Pisarkowa (1968) points out an interesting defining usage of ten in front of proper names, which seems to me to belong to the type represented by the non-demonstrative use of ten with nouns that are already defined by a possessive pronoun and thus have their extensivity closeto that of proper names. Examples of this usage are given in (12)-(14) :

12. Bylismy najpierw ogladac ten Frankfurt. (Pisarkowa 1968)
First we went to see this/that Frankfurt.

13. Ten Janek zawsze cos przeskrobie.
This/that Johnny always gets into trouble.

14. Cóz mam zrobic z tym moim dzieckiem ?
What shall I do with this/that my child ?

This usage is typical of spoken Polish. The pronoun ten here indicates the speaker’s emotional attitude towards the object he is talking about, and it translates into English by means of the demonstrative pronouns this and that. Kryk (1987 : 94) compares this usage of ten to the « emotional deixis » value of English this and that illustrated in examples (15) and (16) quoted after Lakoff (1974 : 352) :

15. I see there’s going to be peace in the mideast. This Henry Kissinger is really something !

16. That Henry Kissinger sure knows his way around Hollywood.
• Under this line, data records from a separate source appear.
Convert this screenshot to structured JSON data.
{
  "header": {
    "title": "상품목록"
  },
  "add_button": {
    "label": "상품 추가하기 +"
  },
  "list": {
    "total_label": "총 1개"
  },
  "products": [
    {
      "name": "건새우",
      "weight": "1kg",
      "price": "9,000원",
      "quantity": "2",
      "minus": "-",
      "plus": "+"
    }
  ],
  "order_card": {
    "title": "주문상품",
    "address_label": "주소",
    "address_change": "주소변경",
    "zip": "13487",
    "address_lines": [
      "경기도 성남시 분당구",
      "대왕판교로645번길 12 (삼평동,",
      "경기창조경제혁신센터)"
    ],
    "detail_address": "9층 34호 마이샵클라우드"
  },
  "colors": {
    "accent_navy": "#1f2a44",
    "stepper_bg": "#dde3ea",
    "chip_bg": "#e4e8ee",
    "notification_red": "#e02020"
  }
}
According to Kryk, this usage involves a presupposition that « both the speaker and the hearer share the knowledge of the facts alluded to, and that there is something remarkable about these facts » (1987 : 94). While it is true that ten in examples (12) – (14) is anaphoric in the sense that it refers to the facts or objects both the speaker and the hearer are familiar with (our visit to Frakfurt, Johnny, my son), it is hard for me to see that there is something remarkable about the people or places described by the pronoun ten here, unless we interpret as remarkable the speaker’s emotions the pronoun signals (i.e. boredom, impatience, fishing for empathy). In his discussion of the « honorific article » in English, Hewson (1972 : 114) describes occurrences of the article the with names of prima donnas and famous women as imitation of the French or Italian usage, observing that at the popular levels of speech this French or Italian article (illustrated in the French example (17) is generally translated into English by means of a demonstrative pronoun :

17. a. Où est-elle, la Louise ?
b. Where is that Louise ? (Hewson 1972 : 114)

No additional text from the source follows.